^Наверх

Держать хвост морковкой...

В эти новогодние дни, когда так много надежд и ожиданий, когда кажется, будто начинается новая жизнь, а все беды и хлопоты остались где-то в прошлом, полагалось бы, наверное, рассказать какую-нибудь светлую новогоднюю сказку, где Добро непременно побеждает, а Зло стыдливо уползает в тень. Но я хочу рассказать историю, более соответствующую нашему непростому времени, историю, где так круто перемешались милосердие и предательство, доброта и жестокость, правда и беззастенчивое вранье, что порой в это трудно поверить.
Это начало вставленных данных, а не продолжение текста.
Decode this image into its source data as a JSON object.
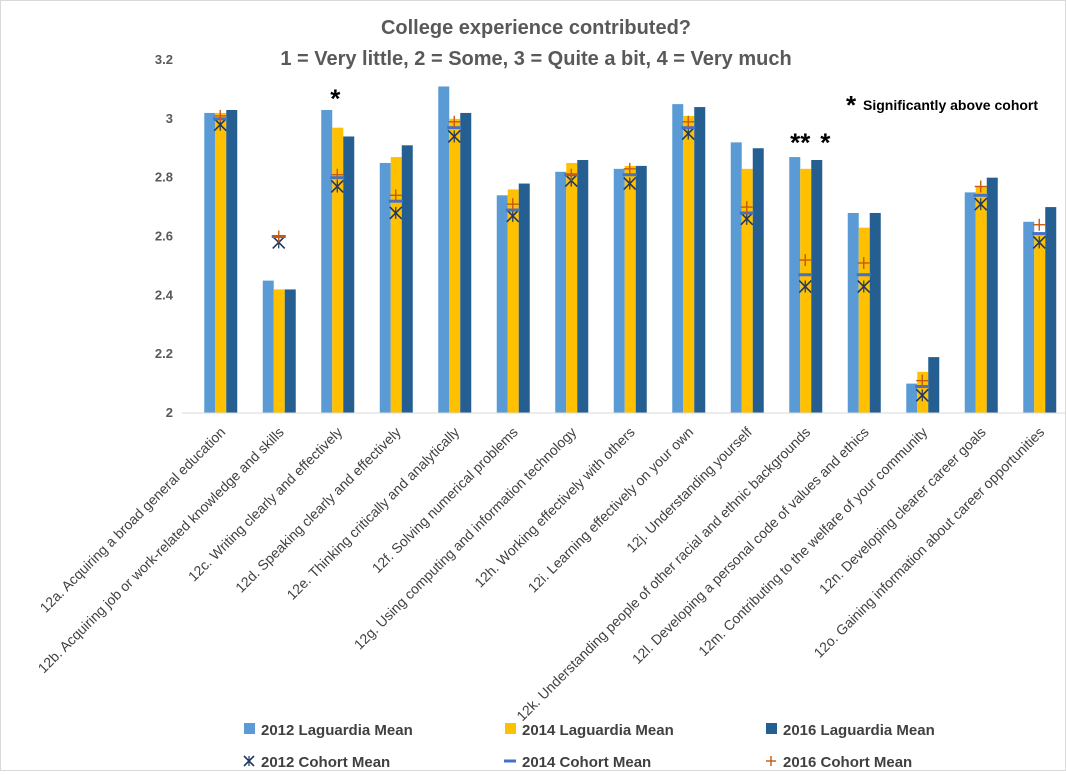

Тем более что мне уже приходилось писать об Ыйсмяэской школе для больных детей, о ее директоре Игоре Сергеевиче Макарьеве, о ее педагогическом коллективе. Могу даже предположить, что и за этим газетным материалом опять последует чей-нибудь мерзкий донос в виде, скажем, телефонного звонка, когда нагловатый русский голос в трубке — заметьте, русский! — предупредит, что я-де напрасно осмеливаюсь писать о директоре, который — негражданин ЭР, или в кабинет какого-либо чиновника, высокого или не очень, придет очередное злобное и пакостное письмишко, в котором непременно будет говориться что-нибудь о «купленном журналисте». Хотя чем и как может «купить» школа для тяжело больных детей журналиста? Только лишь бесконечной преданностью своей этим несчастным детям, большинство которых из так называемых асоциальных семей...
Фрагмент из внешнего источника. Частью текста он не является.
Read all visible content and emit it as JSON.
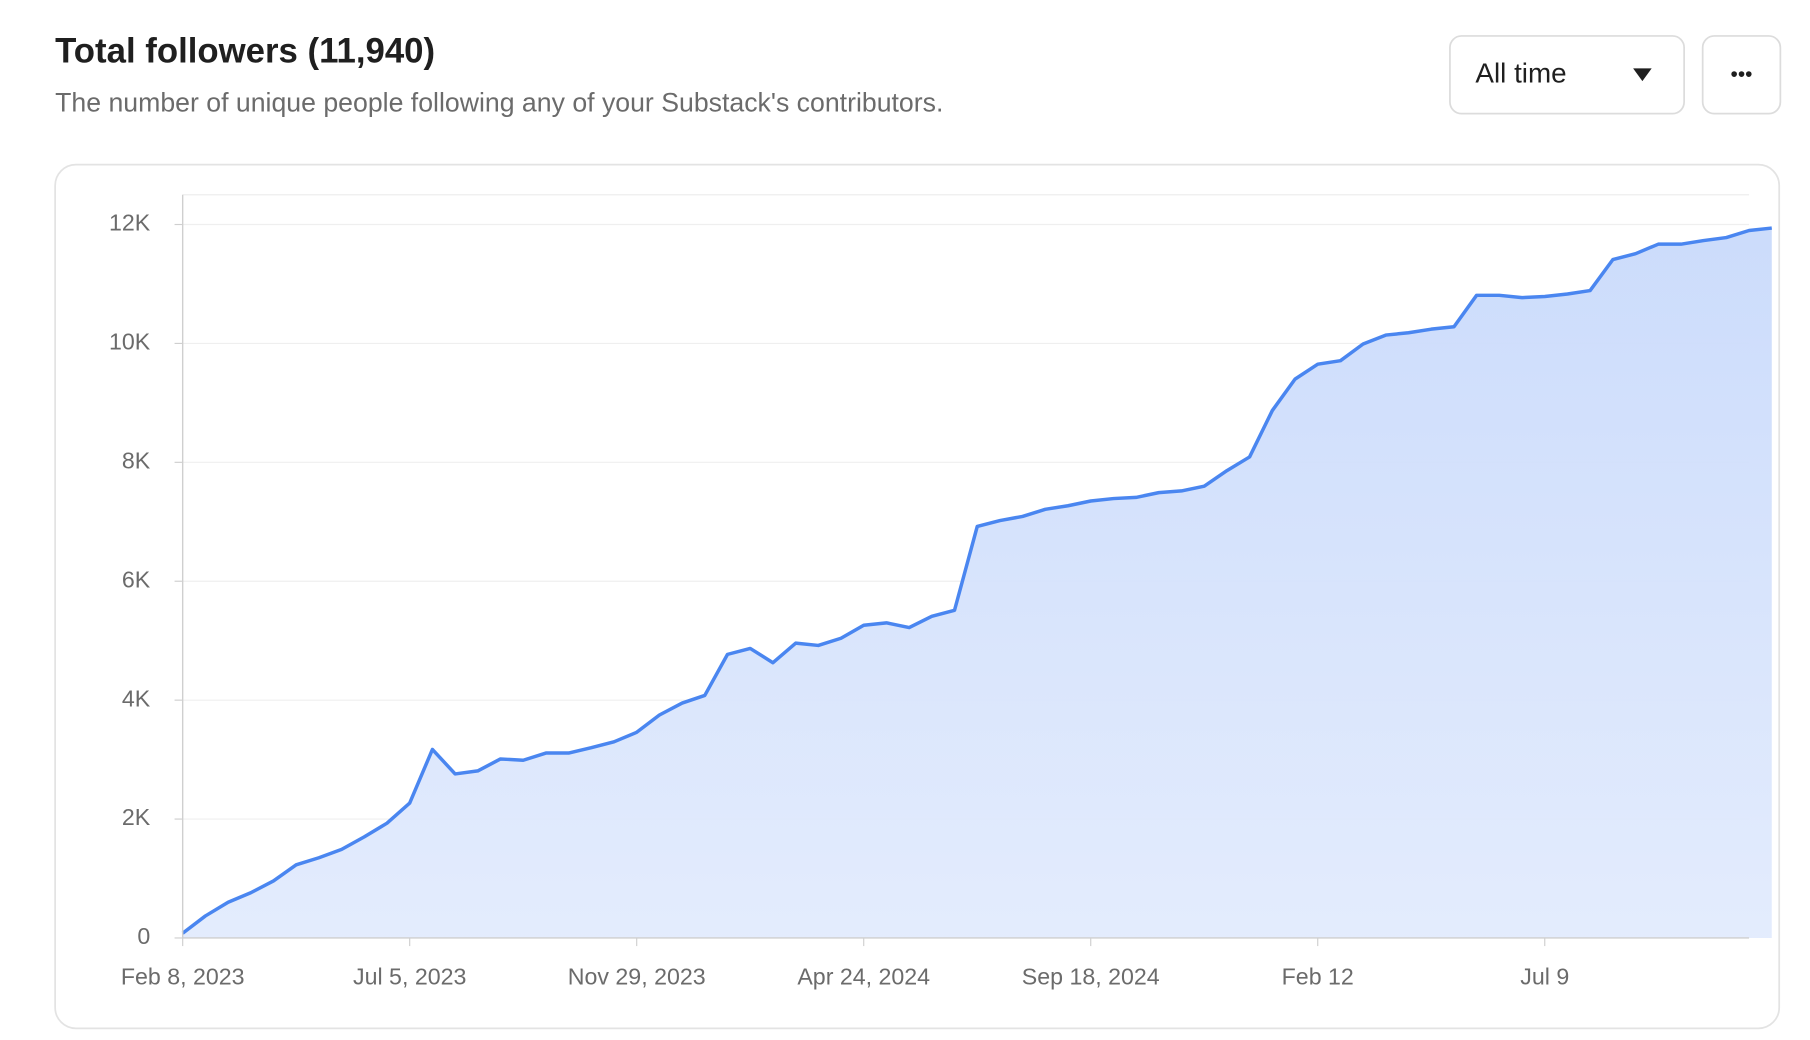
{
  "header": {
    "title": "Total followers (11,940)",
    "subtitle": "The number of unique people following any of your Substack's contributors.",
    "range_select": "All time",
    "more_button": "•••"
  },
  "chart_data": {
    "type": "area",
    "color": "#4a86f0",
    "fill": "#d3e1fd",
    "grid": true,
    "xlim": [
      0,
      69
    ],
    "xticks": [
      {
        "value": 0,
        "label": "Feb 8, 2023"
      },
      {
        "value": 10,
        "label": "Jul 5, 2023"
      },
      {
        "value": 20,
        "label": "Nov 29, 2023"
      },
      {
        "value": 30,
        "label": "Apr 24, 2024"
      },
      {
        "value": 40,
        "label": "Sep 18, 2024"
      },
      {
        "value": 50,
        "label": "Feb 12"
      },
      {
        "value": 60,
        "label": "Jul 9"
      }
    ],
    "ylim": [
      0,
      12500
    ],
    "yticks": [
      0,
      {
        "value": 2000,
        "label": "2K"
      },
      {
        "value": 4000,
        "label": "4K"
      },
      {
        "value": 6000,
        "label": "6K"
      },
      {
        "value": 8000,
        "label": "8K"
      },
      {
        "value": 10000,
        "label": "10K"
      },
      {
        "value": 12000,
        "label": "12K"
      }
    ],
    "values": [
      80,
      370,
      600,
      760,
      960,
      1230,
      1350,
      1490,
      1700,
      1930,
      2270,
      3170,
      2760,
      2810,
      3010,
      2990,
      3110,
      3110,
      3200,
      3300,
      3460,
      3750,
      3950,
      4080,
      4770,
      4870,
      4630,
      4960,
      4920,
      5040,
      5260,
      5300,
      5220,
      5410,
      5510,
      6920,
      7020,
      7090,
      7210,
      7270,
      7350,
      7390,
      7410,
      7490,
      7520,
      7600,
      7860,
      8090,
      8870,
      9400,
      9650,
      9710,
      9990,
      10140,
      10180,
      10240,
      10280,
      10810,
      10810,
      10770,
      10790,
      10830,
      10890,
      11410,
      11510,
      11670,
      11670,
      11730,
      11780,
      11900,
      11940
    ]
  }
}
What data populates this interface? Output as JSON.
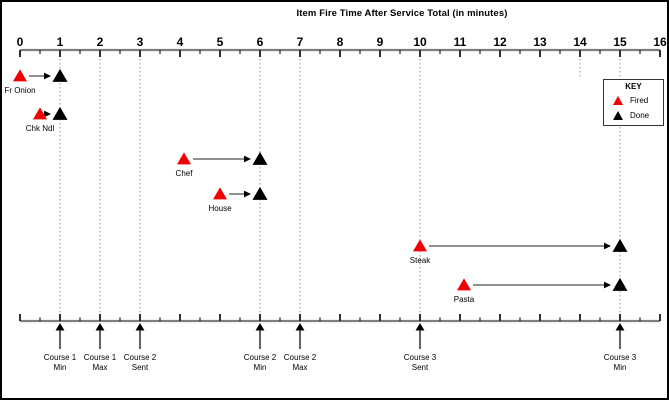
{
  "chart_data": {
    "type": "scatter",
    "subtype": "timeline-gantt",
    "title": "Item Fire Time After Service Total (in minutes)",
    "xlabel": "",
    "ylabel": "",
    "xlim": [
      0,
      16
    ],
    "x_major_step": 1,
    "x_minor_step": 0.5,
    "x_tick_labels": [
      "0",
      "1",
      "2",
      "3",
      "4",
      "5",
      "6",
      "7",
      "8",
      "9",
      "10",
      "11",
      "12",
      "13",
      "14",
      "15",
      "16"
    ],
    "axis_repeated_at_bottom": true,
    "grid": "dotted vertical lines at course marker times",
    "legend_position": "upper-right",
    "series": [
      {
        "name": "Fired",
        "marker": "triangle",
        "color": "#f00000"
      },
      {
        "name": "Done",
        "marker": "triangle",
        "color": "#000000"
      }
    ],
    "items": [
      {
        "label": "Fr Onion",
        "fired": 0,
        "done": 1
      },
      {
        "label": "Chk Ndl",
        "fired": 0.5,
        "done": 1
      },
      {
        "label": "Chef",
        "fired": 4.1,
        "done": 6
      },
      {
        "label": "House",
        "fired": 5,
        "done": 6
      },
      {
        "label": "Steak",
        "fired": 10,
        "done": 15
      },
      {
        "label": "Pasta",
        "fired": 11.1,
        "done": 15
      }
    ],
    "course_markers": [
      {
        "t": 1,
        "line1": "Course 1",
        "line2": "Min"
      },
      {
        "t": 2,
        "line1": "Course 1",
        "line2": "Max"
      },
      {
        "t": 3,
        "line1": "Course 2",
        "line2": "Sent"
      },
      {
        "t": 6,
        "line1": "Course 2",
        "line2": "Min"
      },
      {
        "t": 7,
        "line1": "Course 2",
        "line2": "Max"
      },
      {
        "t": 10,
        "line1": "Course 3",
        "line2": "Sent"
      },
      {
        "t": 15,
        "line1": "Course 3",
        "line2": "Min"
      }
    ],
    "extra_short_dotted_lines": [
      14
    ]
  },
  "key": {
    "title": "KEY",
    "items": [
      {
        "label": "Fired",
        "color": "#f00000"
      },
      {
        "label": "Done",
        "color": "#000000"
      }
    ]
  },
  "colors": {
    "fired": "#f00000",
    "done": "#000000",
    "axis_line": "#7f7f7f",
    "tick": "#1a1a1a",
    "grid_dotted": "#9a9a9a",
    "arrow": "#4d4d4d",
    "text": "#000000"
  }
}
Помню свое первое впечатление от этой школы... Бродя по коридорам, заглядывая в классы, я забрела и в этот, который здесь называют классом для рисования. И, признаться, была поражена. Просто не ожидала ничего подобного. Все стены от пола до потолка были увешаны рисунками. Я словно окунулась в солнечное свечение, захлебнулась яркостью красок. В глаза били сияющие красные, желтые, зеленые тона. И это рисовали больные дети? Неужели?

Я ведь знала, куда пришла. В этой Ыйсмяэской школе — раньше ее называли спецшколой — учатся дети с разными, очень серьезными отклонениями. Здесь умственная отсталость зачастую дополняется множеством других диагнозов — пороком сердца, отсутствием почки, энурезом и т.д. Представьте, здесь не просто сопливые носы, тут грязные штаны. И это ведь не у грудных детей... Здесь учатся и дауны. А вы знаете, что это такое? Откуда же эта бьющая со стен радость? Эта живость? Это необыкновенное, отнюдь не черное, не унылое, а доброе, красочное восприятие мира?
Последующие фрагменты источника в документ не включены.